Du Tertre moest zich wel aanpassen aan haar nieuwe job, aan het politieke milieu waar het zich oefenen in het behoud van het evenwicht een overlevingssport was. Voor de zoveelste keer in haar leven moest ze in aan andere huid kruipen. De eerste maanden deed zij al eens uitspraken die enige wrevel opwekten bij de onderhandelaars, maar nadien bleef ze hetzelfde zeggen maar in een aanvaardbare verpakking. Zij oogstte zelfs succes met haar herstructureringsideeën bij de administratie en de politieke wereld. Toen haar minister en enkele socialistische onderwijsspecialisten het idee lanceerden van een "centrale raad en een raad voor het rijksonderwijs”, was het voor ingewijden duidelijk dat Sabine du Tertre hierop haar stempel had gedrukt. In minder dan een jaar effende zij voor Vanderweyden het politieke pad voor het bijzonder decreet van 19 december 1988 betreffende de ARGO. Met dit bijzonder decreet werd geschiedenis geschreven. Op dat ogenblik immers nam de minister van Onderwijs afscheid van zijn rol als inrichtende macht van het rijksonderwijs. Daarmee werd ook radicaal een eind gemaakt aan het centralisme waarin dit net tientallen jaren lang zat vastgeroest.
Op 5 december 1988 schrijft Sabine in haar dagboek: “Ik moet de jaren opschrijven. Ze vliegen voorbij. De vraag die ik mij stel: heb ik genoeg kracht om mijn leven vooruit te duwen in de richting die ik heb uitgestippeld? Heb ik de richting uitgestippeld? Niets is minder zeker. Ik wil altijd wat ik niet heb. Ik wil liefde. Iemand die van mij houdt.”
11
Op 1 januari 1989 keert Sabine du Tertre terug naar de administratie. Met gemengde gevoelens. Maar Joris Dekunst vindt het schitterend. In die kleine twee jaar dat zij voor Vanderweyden heeft gewerkt, hebben zij elkaar regelmatig gefrequenteerd, maar Dekunst wil de relatie nog hechter maken en dringt bij Sabine aan om te scheiden.
Wanneer Sabine du Tertre zich officieel bij haar baas weer in dienst meldt, omhelst hij haar en zegt op een samenzweringstoontje dat hij groot nieuws heeft.

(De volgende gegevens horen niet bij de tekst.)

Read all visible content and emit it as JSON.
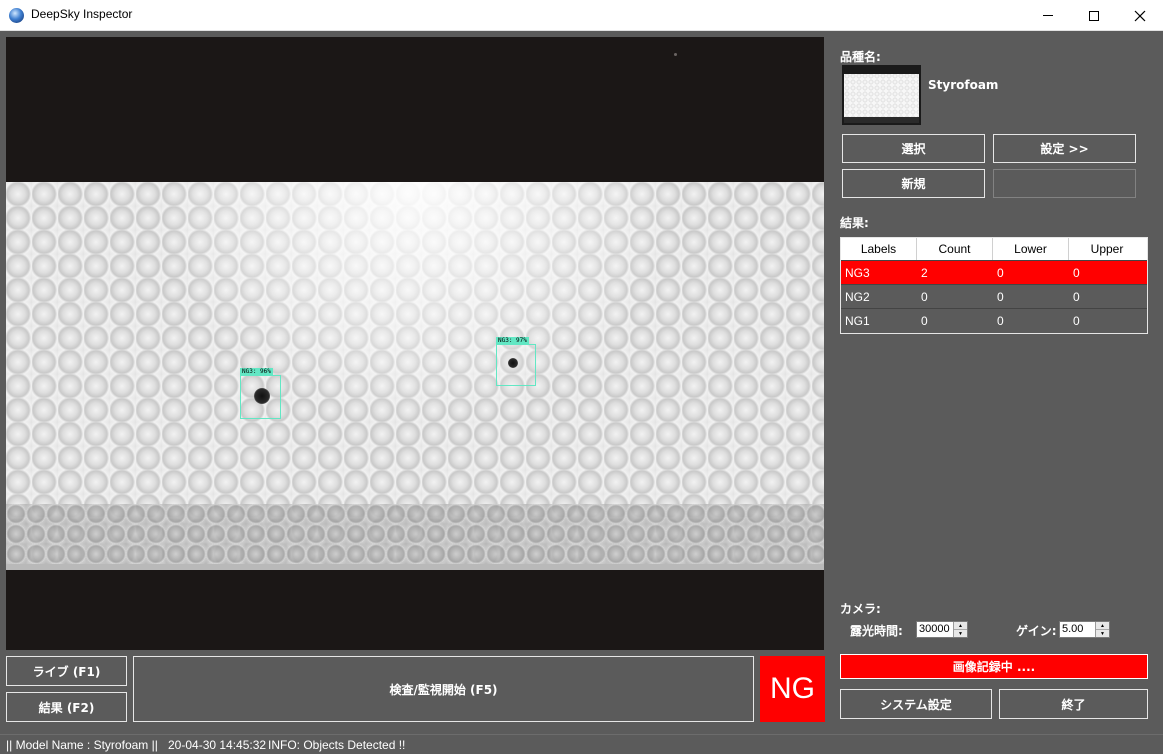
{
  "window": {
    "title": "DeepSky Inspector",
    "controls": {
      "minimize_icon": "minimize-icon",
      "maximize_icon": "maximize-icon",
      "close_icon": "close-icon"
    }
  },
  "camera_view": {
    "detections": [
      {
        "label": "NG3: 96%"
      },
      {
        "label": "NG3: 97%"
      }
    ]
  },
  "left_controls": {
    "live_label": "ライブ (F1)",
    "result_label": "結果 (F2)",
    "start_label": "検査/監視開始 (F5)",
    "verdict": "NG",
    "verdict_color": "#ff0000"
  },
  "product": {
    "heading": "品種名:",
    "name": "Styrofoam",
    "select_label": "選択",
    "settings_label": "設定 >>",
    "new_label": "新規"
  },
  "results": {
    "heading": "結果:",
    "columns": [
      "Labels",
      "Count",
      "Lower",
      "Upper"
    ],
    "rows": [
      {
        "label": "NG3",
        "count": "2",
        "lower": "0",
        "upper": "0",
        "highlight": true
      },
      {
        "label": "NG2",
        "count": "0",
        "lower": "0",
        "upper": "0",
        "highlight": false
      },
      {
        "label": "NG1",
        "count": "0",
        "lower": "0",
        "upper": "0",
        "highlight": false
      }
    ]
  },
  "camera": {
    "heading": "カメラ:",
    "exposure_label": "露光時間:",
    "exposure_value": "30000",
    "gain_label": "ゲイン:",
    "gain_value": "5.00"
  },
  "recording_status": "画像記録中 ....",
  "bottom_right": {
    "system_label": "システム設定",
    "exit_label": "終了"
  },
  "statusbar": {
    "model": "|| Model Name : Styrofoam ||",
    "timestamp": "20-04-30 14:45:32",
    "info": "INFO:   Objects Detected !!"
  },
  "colors": {
    "panel_bg": "#5b5b5b",
    "ng_red": "#ff0000",
    "detection_box": "#62e7c4"
  }
}
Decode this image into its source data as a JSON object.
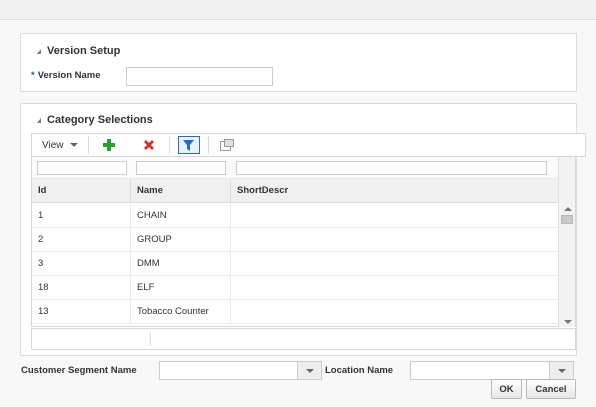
{
  "version_setup": {
    "title": "Version Setup",
    "required_mark": "*",
    "version_name_label": "Version Name",
    "version_name_value": ""
  },
  "category_selections": {
    "title": "Category Selections",
    "toolbar": {
      "view_label": "View",
      "add_icon": "plus-icon",
      "delete_icon": "x-icon",
      "filter_icon": "filter-icon",
      "detach_icon": "detach-icon"
    },
    "columns": [
      "Id",
      "Name",
      "ShortDescr"
    ],
    "rows": [
      {
        "id": "1",
        "name": "CHAIN",
        "short": ""
      },
      {
        "id": "2",
        "name": "GROUP",
        "short": ""
      },
      {
        "id": "3",
        "name": "DMM",
        "short": ""
      },
      {
        "id": "18",
        "name": "ELF",
        "short": ""
      },
      {
        "id": "13",
        "name": "Tobacco Counter",
        "short": ""
      }
    ]
  },
  "bottom": {
    "customer_segment_label": "Customer Segment Name",
    "customer_segment_value": "",
    "location_label": "Location Name",
    "location_value": ""
  },
  "buttons": {
    "ok": "OK",
    "cancel": "Cancel"
  },
  "colors": {
    "add_green": "#2e9e2e",
    "delete_red": "#d93025",
    "filter_blue": "#2b6cb0"
  }
}
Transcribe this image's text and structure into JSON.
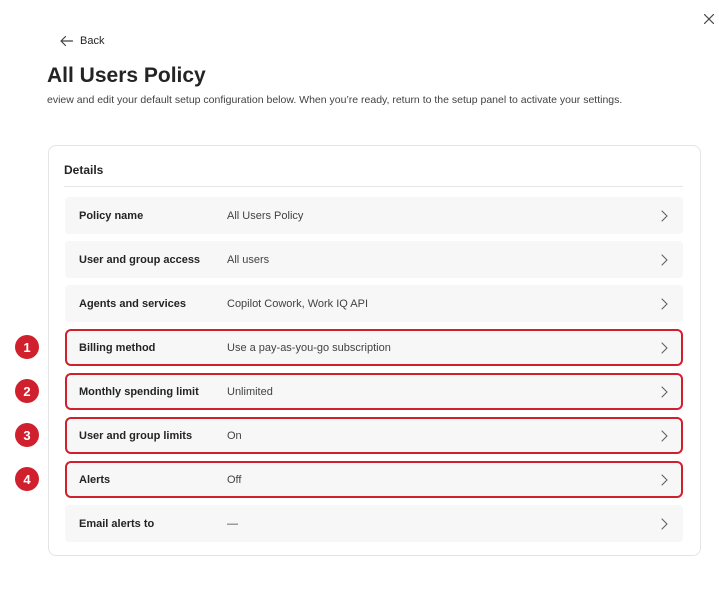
{
  "window": {
    "close_icon": "close-icon"
  },
  "nav": {
    "back_label": "Back",
    "back_icon": "arrow-left-icon"
  },
  "page": {
    "title": "All Users Policy",
    "subtitle": "eview and edit your default setup configuration below. When you’re ready, return to the setup panel to activate your settings."
  },
  "details": {
    "section_title": "Details",
    "rows": [
      {
        "label": "Policy name",
        "value": "All Users Policy",
        "highlighted": false,
        "badge": ""
      },
      {
        "label": "User and group access",
        "value": "All users",
        "highlighted": false,
        "badge": ""
      },
      {
        "label": "Agents and services",
        "value": "Copilot Cowork, Work IQ API",
        "highlighted": false,
        "badge": ""
      },
      {
        "label": "Billing method",
        "value": "Use a pay-as-you-go subscription",
        "highlighted": true,
        "badge": "1"
      },
      {
        "label": "Monthly spending limit",
        "value": "Unlimited",
        "highlighted": true,
        "badge": "2"
      },
      {
        "label": "User and group limits",
        "value": "On",
        "highlighted": true,
        "badge": "3"
      },
      {
        "label": "Alerts",
        "value": "Off",
        "highlighted": true,
        "badge": "4"
      },
      {
        "label": "Email alerts to",
        "value": "—",
        "highlighted": false,
        "badge": ""
      }
    ]
  },
  "colors": {
    "highlight": "#d0202e",
    "row_background": "#f7f7f7",
    "text_primary": "#242424"
  }
}
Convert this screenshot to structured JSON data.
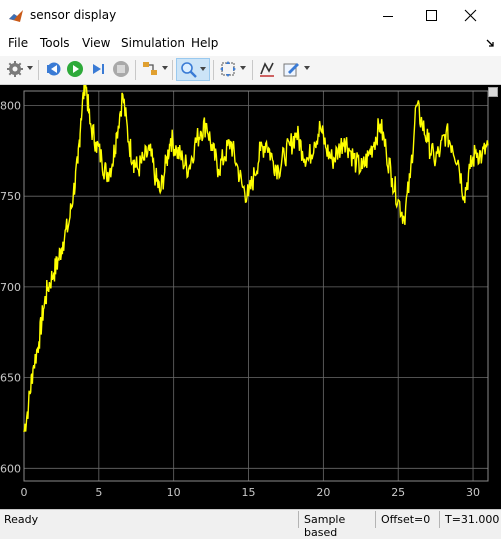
{
  "window": {
    "title": "sensor display",
    "controls": [
      "minimize-icon",
      "maximize-icon",
      "close-icon"
    ]
  },
  "menu": [
    "File",
    "Tools",
    "View",
    "Simulation",
    "Help"
  ],
  "toolbar": {
    "icons": [
      "gear-icon",
      "step-back-icon",
      "run-icon",
      "step-forward-icon",
      "stop-icon",
      "highlight-icon",
      "zoom-icon",
      "autoscale-icon",
      "cursor-measure-icon",
      "edit-icon"
    ]
  },
  "colors": {
    "signal": "#ffff00",
    "background": "#000000",
    "grid": "#6a6a6a",
    "axis_text": "#c8c8c8"
  },
  "chart_data": {
    "type": "line",
    "title": "",
    "xlabel": "",
    "ylabel": "",
    "xlim": [
      0,
      31
    ],
    "ylim": [
      593,
      808
    ],
    "xticks": [
      0,
      5,
      10,
      15,
      20,
      25,
      30
    ],
    "yticks": [
      600,
      650,
      700,
      750,
      800
    ],
    "grid": true,
    "series": [
      {
        "name": "",
        "color": "#ffff00",
        "x": [
          0,
          0.3,
          0.6,
          1.0,
          1.3,
          1.6,
          2.0,
          2.3,
          2.6,
          3.0,
          3.3,
          3.6,
          3.8,
          4.1,
          4.4,
          4.8,
          5.2,
          5.5,
          5.9,
          6.2,
          6.6,
          7.0,
          7.3,
          7.6,
          8.0,
          8.4,
          8.8,
          9.1,
          9.5,
          9.8,
          10.2,
          10.6,
          11.0,
          11.4,
          11.8,
          12.2,
          12.6,
          13.0,
          13.4,
          13.8,
          14.2,
          14.6,
          15.0,
          15.4,
          15.8,
          16.2,
          16.6,
          17.0,
          17.4,
          17.8,
          18.2,
          18.6,
          19.0,
          19.4,
          19.8,
          20.2,
          20.6,
          21.0,
          21.4,
          21.8,
          22.2,
          22.6,
          23.0,
          23.4,
          23.8,
          24.2,
          24.6,
          25.0,
          25.4,
          25.8,
          26.2,
          26.6,
          27.0,
          27.4,
          27.8,
          28.2,
          28.6,
          29.0,
          29.4,
          29.8,
          30.2,
          30.6,
          31.0
        ],
        "values": [
          620,
          635,
          655,
          670,
          688,
          700,
          708,
          715,
          725,
          735,
          752,
          768,
          793,
          815,
          790,
          780,
          770,
          762,
          768,
          785,
          806,
          780,
          770,
          765,
          770,
          775,
          760,
          752,
          768,
          782,
          775,
          770,
          765,
          778,
          786,
          790,
          775,
          765,
          772,
          780,
          768,
          755,
          750,
          762,
          775,
          780,
          770,
          765,
          772,
          778,
          785,
          775,
          770,
          780,
          788,
          776,
          770,
          775,
          782,
          775,
          768,
          765,
          772,
          780,
          790,
          775,
          760,
          748,
          738,
          760,
          800,
          790,
          780,
          770,
          775,
          785,
          778,
          770,
          750,
          765,
          775,
          772,
          778
        ]
      }
    ]
  },
  "status": {
    "ready": "Ready",
    "mode": "Sample based",
    "offset": "Offset=0",
    "time": "T=31.000"
  }
}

“Vanderweyden zal een nieuwe kabinetschef kiezen. Heel waarschijnlijk contacteert hij Karel Pervijze.”
“En?”
“En dan word jij waarnemend directeur-generaal secundair onderwijs.”
Sabine is opgetogen, champagne wordt ontkurkt en de secretaris-generaal is voor een paar uur niet bereikbaar. Zij moet echter nog tot begin 1990 wachten om waarnemend directeur-generaal te worden.
Joris Dekunst, geboren op 13 oktober 1934 in Borlo (Limburg), begon zijn loopbaan in de administratie in 1972. Een echtscheiding had hem zijn politieke carrière gekost. Dekunst was voorbestemd om een belangrijk Limburgs CVP-boegbeeld te worden, maar de partij verdroeg geen afvalligen van “Het Gezin”. Om zijn verdiensten werd hij echter in de kortste keren secretaris-generaal op het departement Onderwijs. Hij was een geduchte medewerker van minister Vandamme en een fervent verdediger van het vrij katholiek onderwijs. Met de jaren werd Dekunst wijzer en kanaliseerde hij zijn overtuiging en zijn opvattingen op een minder doorzichtige wijze. Hij werd gevreesd om zijn veeleisendheid, maar ook bewonderd om zijn intelligentie, zijn verbaal talent, zijn positivisme in onderhandelingen. Vaak slaagde hij erin om water en vuur te verzoenen. Waarschijnlijk om deze kwaliteiten had hij met zijn ministers een goede relatie.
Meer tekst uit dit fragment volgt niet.